La prevenzione pone in prima linea la necessità di “prevedere” il futuro per evitare che il “male” possa sopraggiungere all’improvviso. Solitamente l’impatto della malattia viene vissuto dalla maggior parte degli individui con enorme drammaticità e, quindi, nella nostra società la prevenzione è considerata di fondamentale importanza. Ma non è soltanto l’improvviso svilupparsi della malattia che pone in uno stato di allerta l’individuo: una forma di paura o fobia potrebbe nascere nel momento in cui un soggetto debba recarsi a fare una visita di controllo da un medico. In questo caso si parla di iatrofobia (paura del medico) ed è come una fobia persistente, anormale e ingiustificata dei medici o dell’andare dal medico. La fobia, infatti, ostacola la vita quotidiana di ciascun soggetto ed è all’origine di reazioni eccessive e inadeguate, finalizzate ad evitare ogni controllo con l’oggetto che crea ansia. Nel caso specifico della iatrofobia, evitare l’oggetto o la situazione ansiogena potrebbe avere come risultato il non ricevere la terapia medica di cui si ha bisogno con conseguenti danni irreversibili o nei casi più estremi anche la morte.

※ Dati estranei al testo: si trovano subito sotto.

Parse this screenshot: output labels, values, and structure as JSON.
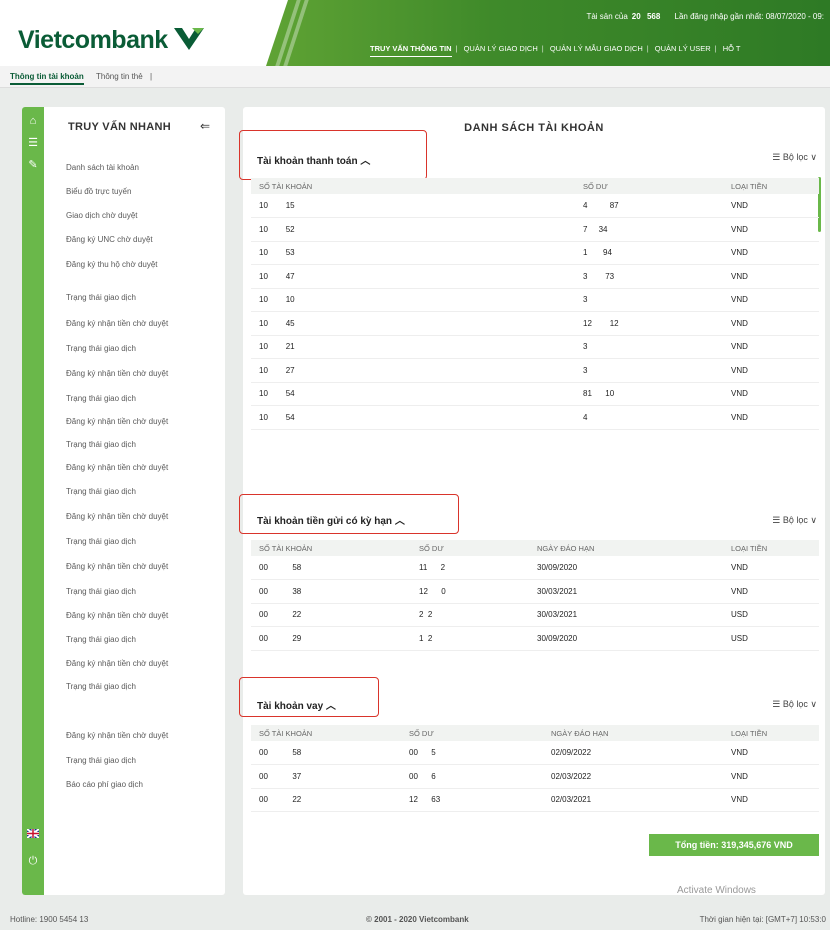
{
  "header": {
    "logo": "Vietcombank",
    "info_label_1": "Tài sản của",
    "info_value_1": "20",
    "info_label_2": "568",
    "info_label_3": "Lần đăng nhập gần nhất: 08/07/2020 - 09:",
    "nav": [
      "TRUY VẤN THÔNG TIN",
      "QUẢN LÝ GIAO DỊCH",
      "QUẢN LÝ MẪU GIAO DỊCH",
      "QUẢN LÝ USER",
      "HỖ T"
    ]
  },
  "subtabs": [
    "Thông tin tài khoản",
    "Thông tin thẻ"
  ],
  "quick": {
    "title": "TRUY VẤN NHANH",
    "back": "⇐",
    "items": [
      "Danh sách tài khoản",
      "Biểu đồ trực tuyến",
      "Giao dịch chờ duyệt",
      "Đăng ký UNC chờ duyệt",
      "Đăng ký thu hộ chờ duyệt",
      "Trạng thái giao dịch",
      "Đăng ký nhận tiền chờ duyệt",
      "Trạng thái giao dịch",
      "Đăng ký nhận tiền chờ duyệt",
      "Trạng thái giao dịch",
      "Đăng ký nhận tiền chờ duyệt",
      "Trạng thái giao dịch",
      "Đăng ký nhận tiền chờ duyệt",
      "Trạng thái giao dịch",
      "Đăng ký nhận tiền chờ duyệt",
      "Trạng thái giao dịch",
      "Đăng ký nhận tiền chờ duyệt",
      "Trạng thái giao dịch",
      "Đăng ký nhận tiền chờ duyệt",
      "Trạng thái giao dịch",
      "Đăng ký nhận tiền chờ duyệt",
      "Trạng thái giao dịch",
      "Báo cáo phí giao dịch"
    ]
  },
  "main": {
    "title": "DANH SÁCH TÀI KHOẢN",
    "filter_label": "Bộ lọc",
    "payment": {
      "title": "Tài khoản thanh toán",
      "headers": [
        "SỐ TÀI KHOẢN",
        "SỐ DƯ",
        "LOẠI TIỀN"
      ],
      "rows": [
        [
          "10",
          "15",
          "4",
          "87",
          "VND"
        ],
        [
          "10",
          "52",
          "7",
          "34",
          "VND"
        ],
        [
          "10",
          "53",
          "1",
          "94",
          "VND"
        ],
        [
          "10",
          "47",
          "3",
          "73",
          "VND"
        ],
        [
          "10",
          "10",
          "3",
          "",
          "VND"
        ],
        [
          "10",
          "45",
          "12",
          "12",
          "VND"
        ],
        [
          "10",
          "21",
          "3",
          "",
          "VND"
        ],
        [
          "10",
          "27",
          "3",
          "",
          "VND"
        ],
        [
          "10",
          "54",
          "81",
          "10",
          "VND"
        ],
        [
          "10",
          "54",
          "4",
          "",
          "VND"
        ]
      ]
    },
    "deposit": {
      "title": "Tài khoản tiền gửi có kỳ hạn",
      "headers": [
        "SỐ TÀI KHOẢN",
        "SỐ DƯ",
        "NGÀY ĐÁO HẠN",
        "LOẠI TIỀN"
      ],
      "rows": [
        [
          "00",
          "58",
          "11",
          "2",
          "30/09/2020",
          "VND"
        ],
        [
          "00",
          "38",
          "12",
          "0",
          "30/03/2021",
          "VND"
        ],
        [
          "00",
          "22",
          "2",
          "2",
          "30/03/2021",
          "USD"
        ],
        [
          "00",
          "29",
          "1",
          "2",
          "30/09/2020",
          "USD"
        ]
      ]
    },
    "loan": {
      "title": "Tài khoản vay",
      "headers": [
        "SỐ TÀI KHOẢN",
        "SỐ DƯ",
        "NGÀY ĐÁO HẠN",
        "LOẠI TIỀN"
      ],
      "rows": [
        [
          "00",
          "58",
          "00",
          "5",
          "02/09/2022",
          "VND"
        ],
        [
          "00",
          "37",
          "00",
          "6",
          "02/03/2022",
          "VND"
        ],
        [
          "00",
          "22",
          "12",
          "63",
          "02/03/2021",
          "VND"
        ]
      ],
      "total": "Tổng tiền: 319,345,676 VND"
    }
  },
  "watermark": "Activate Windows",
  "footer": {
    "hotline": "Hotline: 1900 5454 13",
    "copyright": "© 2001 - 2020 Vietcombank",
    "time": "Thời gian hiện tại: [GMT+7] 10:53:0"
  }
}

Qual è l’origine della iatrofobia? La sua origine potrebbe risiedere in un evento traumatico dell’infanzia che coinvolge un dottore o un consultorio medico: l’odore di disinfettante, la chiusura emotiva di alcuni medici nei confronti dei loro pazienti, il timore che il medico possa trasmettere all’individuo la malattia di un altro paziente, il timore che dagli esami clinici possano emergere risultati negativi con la conseguente paura di sottoporsi a determinati interventi chirurgici. La mancanza di fiato, la sudorazione eccessiva, nausea, secchezza orale, tremori, perdita di controllo, paura della morte e incapacità di parlare o pensare con chiarezza possono essere considerati sintomi tipici della iatrofobia.

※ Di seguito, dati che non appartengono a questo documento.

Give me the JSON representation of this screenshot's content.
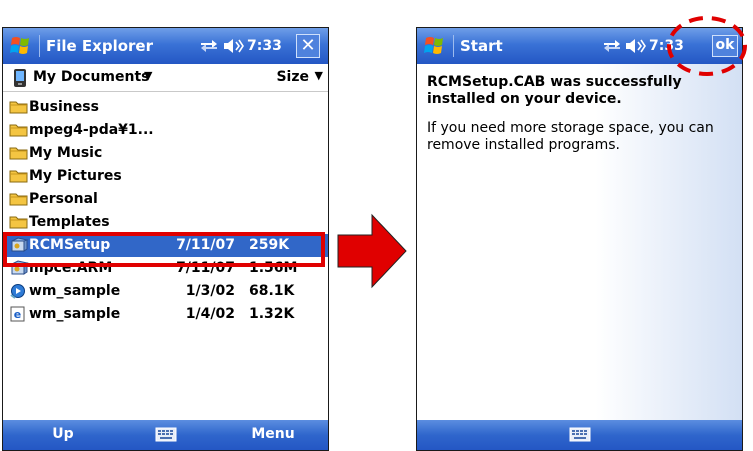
{
  "left": {
    "title": "File Explorer",
    "clock": "7:33",
    "close_label": "✕",
    "folder_name": "My Documents",
    "sort_label": "Size",
    "files": [
      {
        "name": "Business",
        "date": "",
        "size": "",
        "icon": "folder-icon"
      },
      {
        "name": "mpeg4-pda¥1...",
        "date": "",
        "size": "",
        "icon": "folder-icon"
      },
      {
        "name": "My Music",
        "date": "",
        "size": "",
        "icon": "folder-icon"
      },
      {
        "name": "My Pictures",
        "date": "",
        "size": "",
        "icon": "folder-icon"
      },
      {
        "name": "Personal",
        "date": "",
        "size": "",
        "icon": "folder-icon"
      },
      {
        "name": "Templates",
        "date": "",
        "size": "",
        "icon": "folder-icon"
      },
      {
        "name": "RCMSetup",
        "date": "7/11/07",
        "size": "259K",
        "icon": "cab-installer-icon",
        "selected": true
      },
      {
        "name": "mpce.ARM",
        "date": "7/11/07",
        "size": "1.56M",
        "icon": "cab-installer-icon"
      },
      {
        "name": "wm_sample",
        "date": "1/3/02",
        "size": "68.1K",
        "icon": "media-file-icon"
      },
      {
        "name": "wm_sample",
        "date": "1/4/02",
        "size": "1.32K",
        "icon": "ie-file-icon"
      }
    ],
    "softkey_left": "Up",
    "softkey_right": "Menu"
  },
  "right": {
    "title": "Start",
    "clock": "7:33",
    "ok_label": "ok",
    "message_bold": "RCMSetup.CAB was successfully installed on your device.",
    "message_normal": "If you need more storage space, you can remove installed programs."
  },
  "colors": {
    "titlebar": "#2f66cc",
    "selection": "#3167c8",
    "highlight_red": "#e00000",
    "arrow_red": "#e00000"
  }
}
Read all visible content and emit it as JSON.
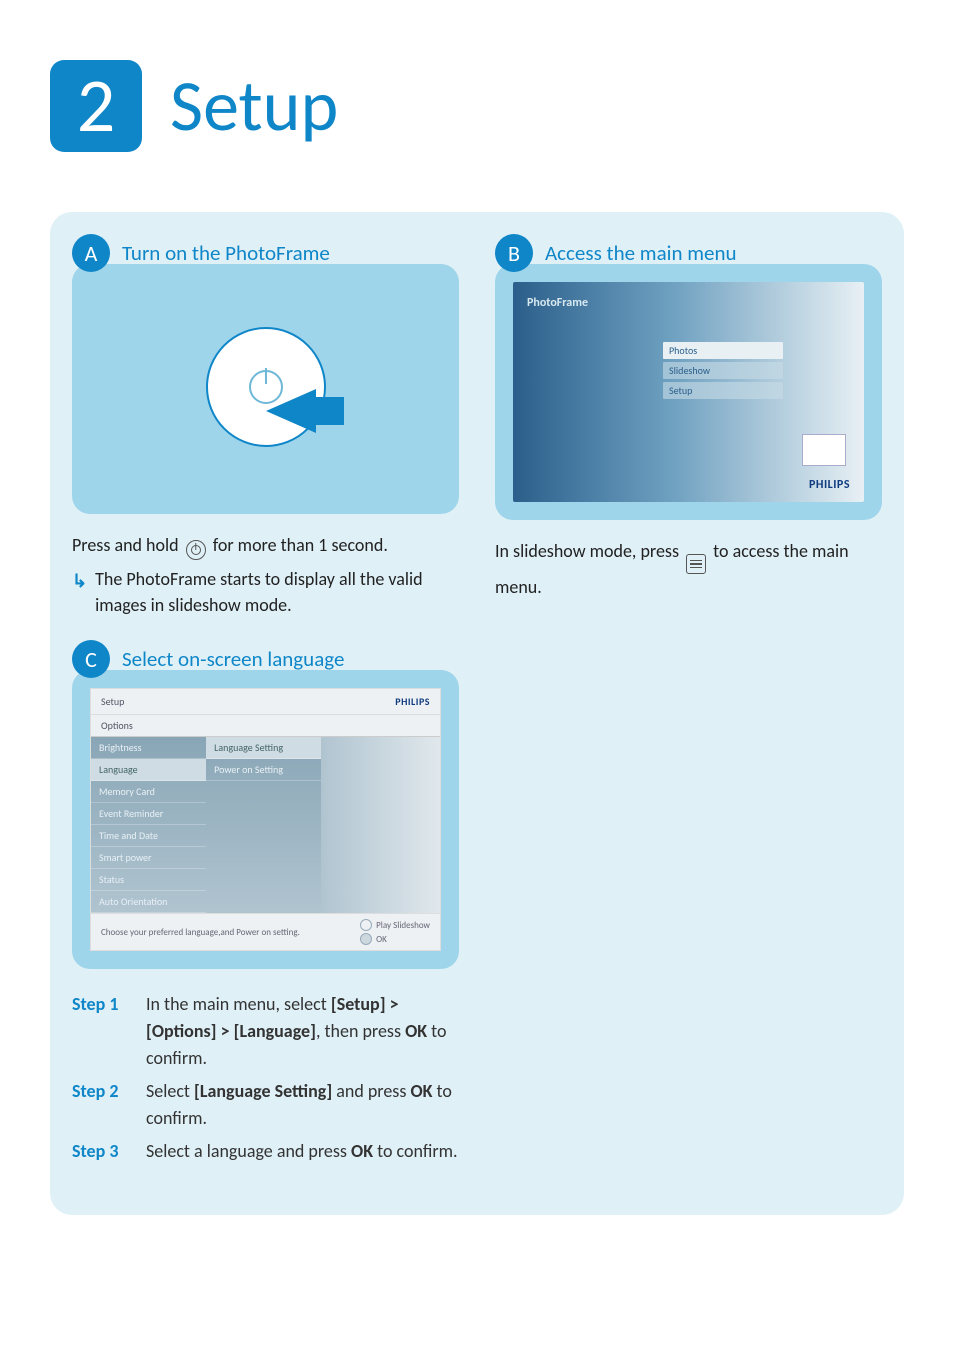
{
  "header": {
    "number": "2",
    "title": "Setup"
  },
  "a": {
    "letter": "A",
    "title": "Turn on the PhotoFrame",
    "instruction_pre": "Press and hold ",
    "instruction_post": " for more than 1 second.",
    "sub": "The PhotoFrame starts to display all the valid images in slideshow mode."
  },
  "b": {
    "letter": "B",
    "title": "Access the main menu",
    "screen": {
      "label": "PhotoFrame",
      "items": [
        "Photos",
        "Slideshow",
        "Setup"
      ],
      "brand": "PHILIPS"
    },
    "instruction_pre": "In slideshow mode, press ",
    "instruction_post": " to  access the main menu."
  },
  "c": {
    "letter": "C",
    "title": "Select on-screen language",
    "screen": {
      "header": "Setup",
      "brand": "PHILIPS",
      "options_label": "Options",
      "col1": [
        "Brightness",
        "Language",
        "Memory Card",
        "Event Reminder",
        "Time and Date",
        "Smart power",
        "Status",
        "Auto Orientation"
      ],
      "col1_selected_index": 1,
      "col2": [
        "Language Setting",
        "Power on Setting"
      ],
      "col2_selected_index": 0,
      "footer_hint": "Choose your preferred language,and Power on setting.",
      "footer_right": [
        "Play Slideshow",
        "OK"
      ]
    },
    "steps": [
      {
        "label": "Step 1",
        "pre": "In the main menu, select ",
        "bold1": "[Setup] > [Options] > [Language]",
        "mid": ", then press ",
        "bold2": "OK",
        "post": " to confirm."
      },
      {
        "label": "Step 2",
        "pre": "Select ",
        "bold1": "[Language Setting]",
        "mid": " and press ",
        "bold2": "OK",
        "post": " to confirm."
      },
      {
        "label": "Step 3",
        "pre": "Select a language and press ",
        "bold1": "OK",
        "mid": "",
        "bold2": "",
        "post": " to confirm."
      }
    ]
  }
}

Una psicoterapia efficace potrebbe essere utile per disinnescare gli elaborati processi che sottostanno a uno stato di paura. Importante, infatti, è capire che il problema non risiede nell’essere stati esposti a situazioni cui reagiamo con molta paura ma risiede nell’attivare comportamenti e pensieri che mantengono la fobia nel tempo e ne rendono difficile il superamento.